Organizers of the 1972 Munich Olympic Games promoted the competition as “the carefree Games.” But it turned into a horror show after eight Palestinian terrorists, organized and directed by Mohammed Oudeh, took 11 members of the Israeli team hostage. They killed two athletes during the assault, and the rest were killed, along with five hostage-takers, during a botched rescue attempt. Oudeh never expressed remorse for the atrocity. “Would you believe me if I tell you that if I had to do it all over, I would?” he said in 2008.
Oudeh, who died last week in Syria, was better known in the Arab world by his nom de guerre, Abu Daoud, said The Washington Post. Born in Jerusalem, he lived there—teaching school and earning a law degree—until 1967, when Israeli forces captured the eastern part of the city in the Six-Day War. He fled to Jordan, where he joined Black September, a militant offshoot of the Palestinian leader Yasser Arafat’s Fatah organization.

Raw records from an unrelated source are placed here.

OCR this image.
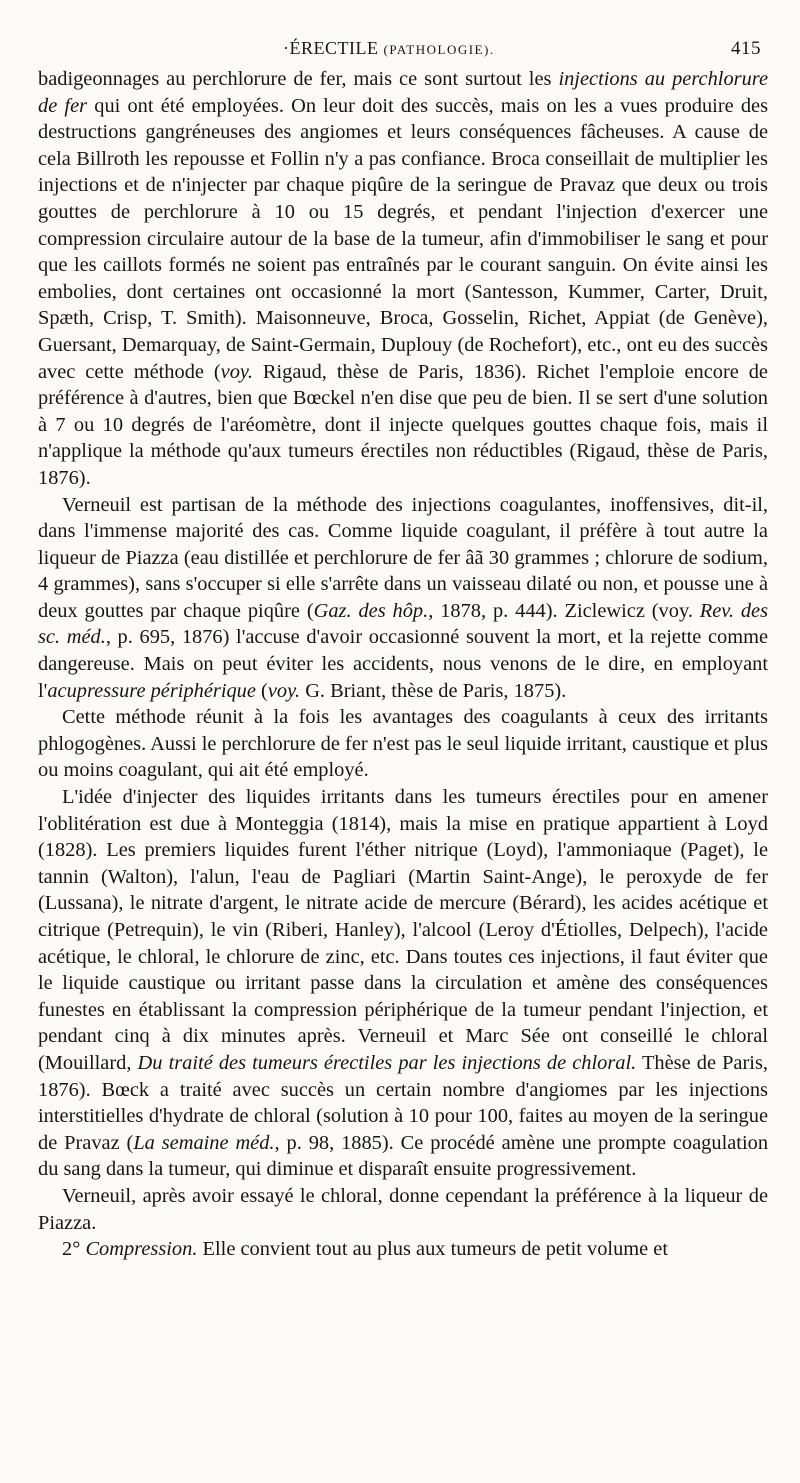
·ÉRECTILE (PATHOLOGIE).	415

badigeonnages au perchlorure de fer, mais ce sont surtout les injections au perchlorure de fer qui ont été employées. On leur doit des succès, mais on les a vues produire des destructions gangréneuses des angiomes et leurs conséquences fâcheuses. A cause de cela Billroth les repousse et Follin n'y a pas confiance. Broca conseillait de multiplier les injections et de n'injecter par chaque piqûre de la seringue de Pravaz que deux ou trois gouttes de perchlorure à 10 ou 15 degrés, et pendant l'injection d'exercer une compression circulaire autour de la base de la tumeur, afin d'immobiliser le sang et pour que les caillots formés ne soient pas entraînés par le courant sanguin. On évite ainsi les embolies, dont certaines ont occasionné la mort (Santesson, Kummer, Carter, Druit, Spæth, Crisp, T. Smith). Maisonneuve, Broca, Gosselin, Richet, Appiat (de Genève), Guersant, Demarquay, de Saint-Germain, Duplouy (de Rochefort), etc., ont eu des succès avec cette méthode (voy. Rigaud, thèse de Paris, 1836). Richet l'emploie encore de préférence à d'autres, bien que Bœckel n'en dise que peu de bien. Il se sert d'une solution à 7 ou 10 degrés de l'aréomètre, dont il injecte quelques gouttes chaque fois, mais il n'applique la méthode qu'aux tumeurs érectiles non réductibles (Rigaud, thèse de Paris, 1876).

Verneuil est partisan de la méthode des injections coagulantes, inoffensives, dit-il, dans l'immense majorité des cas. Comme liquide coagulant, il préfère à tout autre la liqueur de Piazza (eau distillée et perchlorure de fer âã 30 grammes ; chlorure de sodium, 4 grammes), sans s'occuper si elle s'arrête dans un vaisseau dilaté ou non, et pousse une à deux gouttes par chaque piqûre (Gaz. des hôp., 1878, p. 444). Ziclewicz (voy. Rev. des sc. méd., p. 695, 1876) l'accuse d'avoir occasionné souvent la mort, et la rejette comme dangereuse. Mais on peut éviter les accidents, nous venons de le dire, en employant l'acupressure périphérique (voy. G. Briant, thèse de Paris, 1875).

Cette méthode réunit à la fois les avantages des coagulants à ceux des irritants phlogogènes. Aussi le perchlorure de fer n'est pas le seul liquide irritant, caustique et plus ou moins coagulant, qui ait été employé.

L'idée d'injecter des liquides irritants dans les tumeurs érectiles pour en amener l'oblitération est due à Monteggia (1814), mais la mise en pratique appartient à Loyd (1828). Les premiers liquides furent l'éther nitrique (Loyd), l'ammoniaque (Paget), le tannin (Walton), l'alun, l'eau de Pagliari (Martin Saint-Ange), le peroxyde de fer (Lussana), le nitrate d'argent, le nitrate acide de mercure (Bérard), les acides acétique et citrique (Petrequin), le vin (Riberi, Hanley), l'alcool (Leroy d'Étiolles, Delpech), l'acide acétique, le chloral, le chlorure de zinc, etc. Dans toutes ces injections, il faut éviter que le liquide caustique ou irritant passe dans la circulation et amène des conséquences funestes en établissant la compression périphérique de la tumeur pendant l'injection, et pendant cinq à dix minutes après. Verneuil et Marc Sée ont conseillé le chloral (Mouillard, Du traité des tumeurs érectiles par les injections de chloral. Thèse de Paris, 1876). Bœck a traité avec succès un certain nombre d'angiomes par les injections interstitielles d'hydrate de chloral (solution à 10 pour 100, faites au moyen de la seringue de Pravaz (La semaine méd., p. 98, 1885). Ce procédé amène une prompte coagulation du sang dans la tumeur, qui diminue et disparaît ensuite progressivement.

Verneuil, après avoir essayé le chloral, donne cependant la préférence à la liqueur de Piazza.

2° Compression. Elle convient tout au plus aux tumeurs de petit volume et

Oudeh conceived of the Munich assault as a way to draw world attention to the Palestinians’ plight, said the Associated Press. “Before Munich, we were simply terrorists,” he said in 2006. “After Munich, at least people started asking, ‘Who are these terrorists? What do they want?’” He did not take part in the operation, reportedly issuing final instructions to the terrorist squad over dinner in a Munich restaurant the night before the attack.
In the ensuing years, Israeli agents assassinated several top Palestinian officials believed to have been involved in the massacre. But Oudeh remained at large, said The New York Times, though his role in the atrocity “was well-known to American and Israeli officials.” His closest brush with death came in 1981, when a gunman shot him three times while he sat in a Warsaw coffee shop. After that incident, “he lived in exile and on the run” in Eastern Europe, Jordan, and the West Bank. He died of kidney failure, a few days after issuing a statement vowing that his grandchildren would continue to fight Israel.